講師が自分の講座の意味や良さを解説するのもおかしなものですが、せっかく私が書くのであれば、当日に盛り込みきれなかった話なども含めてお伝えできればと思います。


3. この講座の先にあるもの

というわけで講座のメイン時間が終わった後は、1時間半の延長タイムに突入したのですが、そこではそもそも論であったり、「思い込み」に関する質問が多かったように思います。

最後に、私がシステム思考を学んだその先にあると思っているものを提示して、このレポートを終えます。

A. 今の世界がデザインの結果であると知ること

日本語環境に生まれ育つと従順であることを求められるので、日本語話者の多くは世界や国の有りようを疑いません。

さて、今見えている世界は本当に、あなたがその人生を手放しで預けられるほど信頼に足るものでしょうか?

これは陰謀論などではなく、飲まれずに生きていくには、何度でも「問う」「そして考える」「信頼に足るものかどうかを判断する」必要があるのです。

前提を越えるために、いくつかお尋ねします。

たとえばメディアについて

・なぜテレビの視聴は無料なのでしょうか?

・テレビを通して毎日国民に娯楽が届けられるのはなぜでしょうか?

・テレビ番組の高額な電波料(公共の電波を使うための対価)と番組制作費を支払えるのは「誰」でしょうか?

参考1
令和2年の電波量は1年間で
・NHK 25.1億円(687万円/1日あたり)
・その他民放キー局 6〜7億円(164〜191万/1日あたり)

総務省 電波利用ホームページより

参考2
番組の制作費は1年間で、
・NHK 3605億円(約9億9千万円/1日あたり)
・その他民放キー局 370〜994億円(1〜2.7億円/1日あたり)

note テレビ局は「番組制作費」に1日あたりいくら使っているのか?

・テレビ網を使って「1日に1〜10億円をかけて娯楽を大多数に与えたい立場の人々が、対価として得るもの」はなんでしょうか?

・テレビ網を使って「1日に1〜10億円をかけて娯楽を大多数に与えたい立場の人々」とあなたは対等ですか?
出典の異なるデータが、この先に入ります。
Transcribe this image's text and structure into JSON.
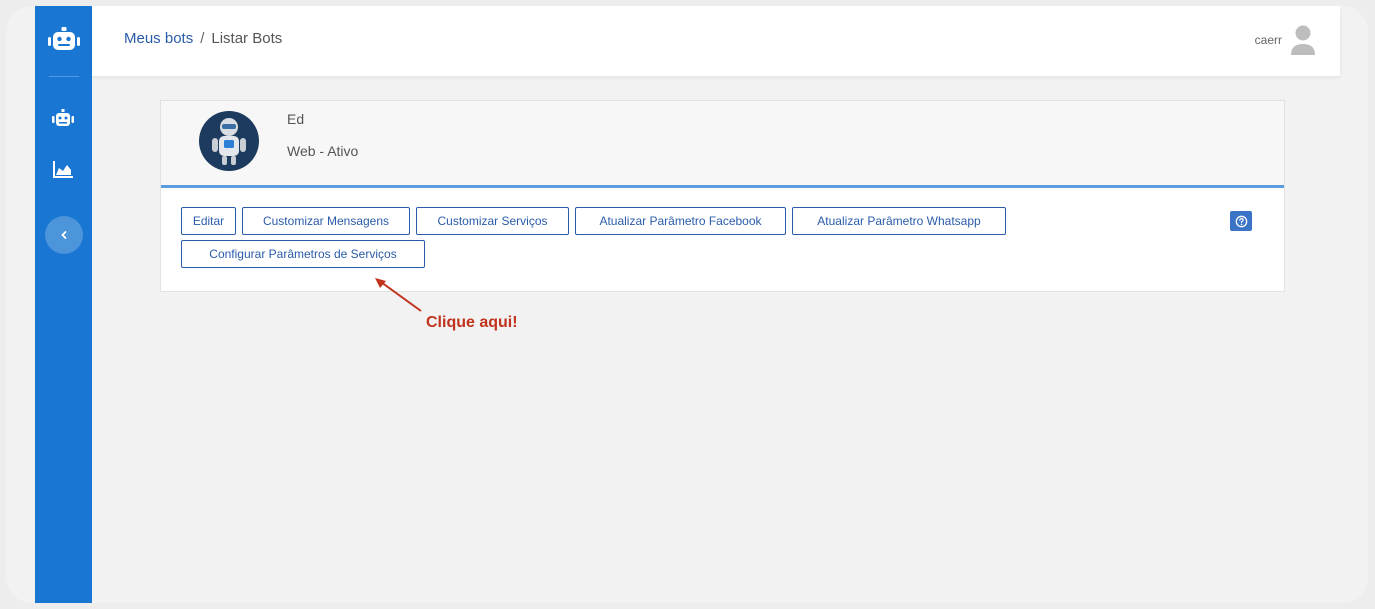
{
  "breadcrumb": {
    "root": "Meus bots",
    "separator": "/",
    "current": "Listar Bots"
  },
  "user": {
    "name": "caerr",
    "avatar_icon": "user-avatar-icon"
  },
  "sidebar": {
    "logo_icon": "robot-logo-icon",
    "items": [
      {
        "icon": "robot-icon",
        "label": ""
      },
      {
        "icon": "area-chart-icon",
        "label": ""
      }
    ],
    "collapse_icon": "chevron-left-icon"
  },
  "bot": {
    "name": "Ed",
    "status": "Web - Ativo",
    "avatar_icon": "bot-avatar-icon"
  },
  "actions": {
    "edit": "Editar",
    "custom_messages": "Customizar Mensagens",
    "custom_services": "Customizar Serviços",
    "update_facebook": "Atualizar Parâmetro Facebook",
    "update_whatsapp": "Atualizar Parâmetro Whatsapp",
    "configure_services": "Configurar Parâmetros de Serviços",
    "help_icon": "help-circle-icon"
  },
  "annotation": {
    "text": "Clique aqui!"
  },
  "colors": {
    "sidebar": "#1976d2",
    "accent": "#2a5caa",
    "annotation": "#c0331d"
  }
}
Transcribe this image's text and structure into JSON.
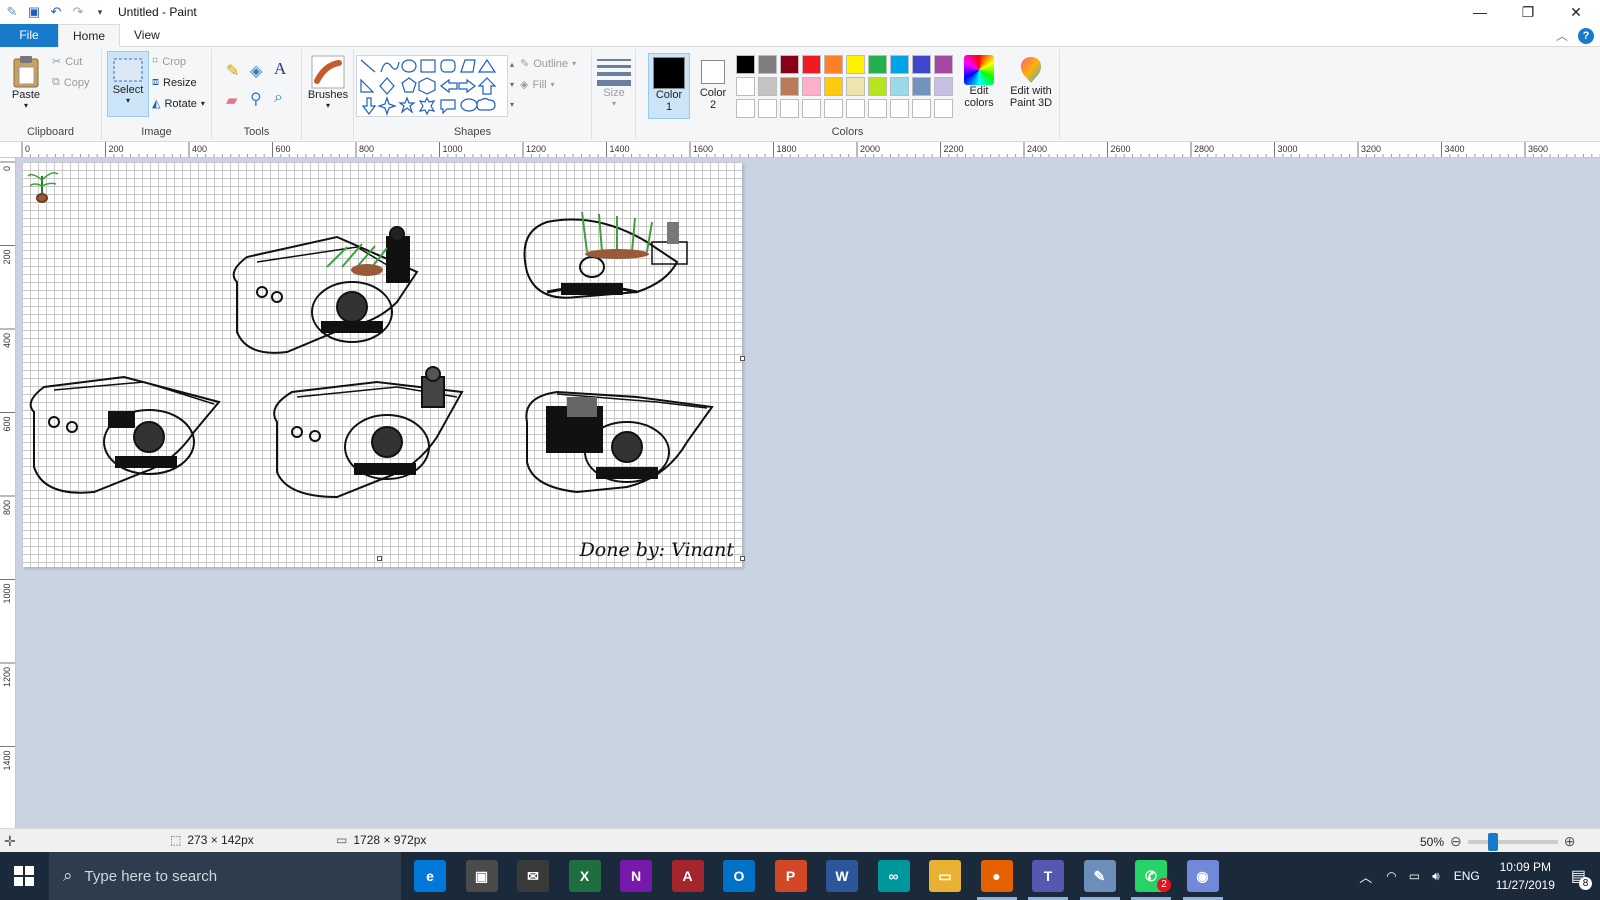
{
  "window": {
    "title": "Untitled - Paint"
  },
  "tabs": [
    "File",
    "Home",
    "View"
  ],
  "ribbon": {
    "clipboard": {
      "label": "Clipboard",
      "paste": "Paste",
      "cut": "Cut",
      "copy": "Copy"
    },
    "image": {
      "label": "Image",
      "select": "Select",
      "crop": "Crop",
      "resize": "Resize",
      "rotate": "Rotate"
    },
    "tools": {
      "label": "Tools"
    },
    "brushes": {
      "label": "Brushes"
    },
    "shapes": {
      "label": "Shapes",
      "outline": "Outline",
      "fill": "Fill"
    },
    "size": {
      "label": "Size"
    },
    "colors": {
      "label": "Colors",
      "color1": "Color",
      "color1_num": "1",
      "color2": "Color",
      "color2_num": "2",
      "edit": "Edit",
      "edit2": "colors",
      "paint3d": "Edit with",
      "paint3d2": "Paint 3D",
      "selected_color1": "#000000",
      "selected_color2": "#ffffff",
      "palette_row1": [
        "#000000",
        "#7f7f7f",
        "#880015",
        "#ed1c24",
        "#ff7f27",
        "#fff200",
        "#22b14c",
        "#00a2e8",
        "#3f48cc",
        "#a349a4"
      ],
      "palette_row2": [
        "#ffffff",
        "#c3c3c3",
        "#b97a57",
        "#ffaec9",
        "#ffc90e",
        "#efe4b0",
        "#b5e61d",
        "#99d9ea",
        "#7092be",
        "#c8bfe7"
      ],
      "palette_row3": [
        "#ffffff",
        "#ffffff",
        "#ffffff",
        "#ffffff",
        "#ffffff",
        "#ffffff",
        "#ffffff",
        "#ffffff",
        "#ffffff",
        "#ffffff"
      ]
    }
  },
  "ruler_h": [
    "0",
    "200",
    "400",
    "600",
    "800",
    "1000",
    "1200",
    "1400",
    "1600",
    "1800",
    "2000",
    "2200",
    "2400",
    "2600",
    "2800",
    "3000",
    "3200",
    "3400",
    "3600"
  ],
  "ruler_v": [
    "0",
    "200",
    "400",
    "600",
    "800",
    "1000",
    "1200",
    "1400"
  ],
  "canvas": {
    "signature": "Done by: Vinant"
  },
  "status": {
    "selection": "273 × 142px",
    "image_size": "1728 × 972px",
    "zoom": "50%",
    "zoom_fraction": 0.5
  },
  "taskbar": {
    "search_placeholder": "Type here to search",
    "language": "ENG",
    "time": "10:09 PM",
    "date": "11/27/2019",
    "notifications": "8",
    "apps": [
      {
        "name": "edge",
        "letter": "e",
        "color": "#0078d7"
      },
      {
        "name": "store",
        "letter": "▣",
        "color": "#4a4a4a"
      },
      {
        "name": "mail",
        "letter": "✉",
        "color": "#3a3a3a"
      },
      {
        "name": "excel",
        "letter": "X",
        "color": "#1d6f42"
      },
      {
        "name": "onenote",
        "letter": "N",
        "color": "#7719aa"
      },
      {
        "name": "access",
        "letter": "A",
        "color": "#a4262c"
      },
      {
        "name": "outlook",
        "letter": "O",
        "color": "#0072c6"
      },
      {
        "name": "powerpoint",
        "letter": "P",
        "color": "#d24726"
      },
      {
        "name": "word",
        "letter": "W",
        "color": "#2b579a"
      },
      {
        "name": "arduino",
        "letter": "∞",
        "color": "#00979c"
      },
      {
        "name": "explorer",
        "letter": "▭",
        "color": "#e8b131"
      },
      {
        "name": "firefox",
        "letter": "●",
        "color": "#e66000"
      },
      {
        "name": "teams",
        "letter": "T",
        "color": "#5558af"
      },
      {
        "name": "paint",
        "letter": "✎",
        "color": "#6b8fb8"
      },
      {
        "name": "whatsapp",
        "letter": "✆",
        "color": "#25d366"
      },
      {
        "name": "discord",
        "letter": "◉",
        "color": "#7289da"
      }
    ],
    "whatsapp_badge": "2"
  }
}
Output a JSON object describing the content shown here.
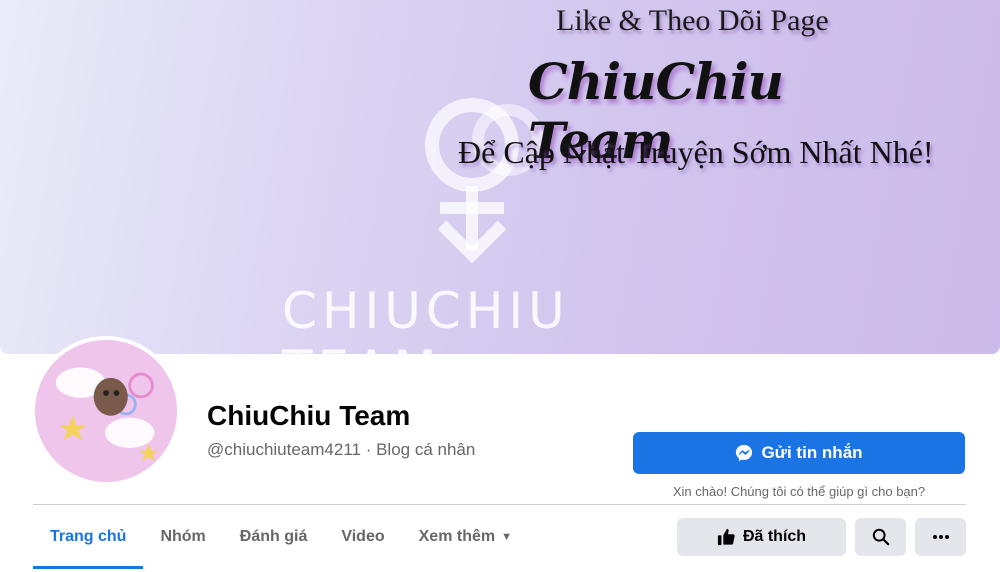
{
  "cover": {
    "line1": "Like & Theo Dõi Page",
    "line2": "ChiuChiu Team",
    "line3": "Để Cập Nhật Truyện Sớm Nhất Nhé!",
    "brand": "CHIUCHIU TEAM"
  },
  "profile": {
    "name": "ChiuChiu Team",
    "subtitle": "@chiuchiuteam4211 · Blog cá nhân"
  },
  "actions": {
    "message_label": "Gửi tin nhắn",
    "message_greeting": "Xin chào! Chúng tôi có thể giúp gì cho bạn?",
    "like_label": "Đã thích"
  },
  "tabs": [
    {
      "label": "Trang chủ",
      "active": true
    },
    {
      "label": "Nhóm",
      "active": false
    },
    {
      "label": "Đánh giá",
      "active": false
    },
    {
      "label": "Video",
      "active": false
    },
    {
      "label": "Xem thêm",
      "active": false
    }
  ],
  "icons": {
    "messenger": "messenger-icon",
    "like": "thumbs-up-icon",
    "search": "search-icon",
    "more": "more-dots-icon",
    "caret": "caret-down-icon"
  },
  "colors": {
    "accent": "#1b74e4",
    "button_gray": "#e4e6eb",
    "muted_text": "#65676b",
    "avatar_bg": "#f0c5ec"
  }
}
・なぜオリンピックやノーベル賞は重要なのですか(あなたにとって)?

・なぜ自給自足をしている人は「変わった人」や「貧乏な人」として報道されるのでしょうか? なぜ尊敬される対象として扱われないのでしょうか?

観察例1:

自給的な暮らしの目的は「お金をなるべく介在させないこと」なので、貧乏になって当然なのです。なぜならそれが目的ですから。それを「貧乏」と呼ぶ尺度は、資本主義的な意識の側にあるのであって、自給的な暮らしの側にはありません。

飛行機パイロットのことを「自分の足で移動しない人たち」と呼んだり、長距離トラックの運転手のことを「物を何も生産しない人たち」と報道しますか? しませんよね。自給的な人を貧乏と呼ぶのは同じくらい馬鹿げていることであり、そこには無意識レベルかもしれませんが、分断の意図があるからだと私は思います。

たとえば経済について

・ダイヤモンドは人類史の長い間、特に価値を持たない石でした。他の宝石は傷もつきにくく変化せずに価値を減じないので「宝」なのですが、ダイヤモンドは何しろ炭素なので燃えますし、硬いから叩けば割れます。「ダイヤモンドは永遠の輝き」というコピーライトを作ることで転売を抑制して中古市場を失くし、ダイヤ供給網を独占したのは誰でしょうか?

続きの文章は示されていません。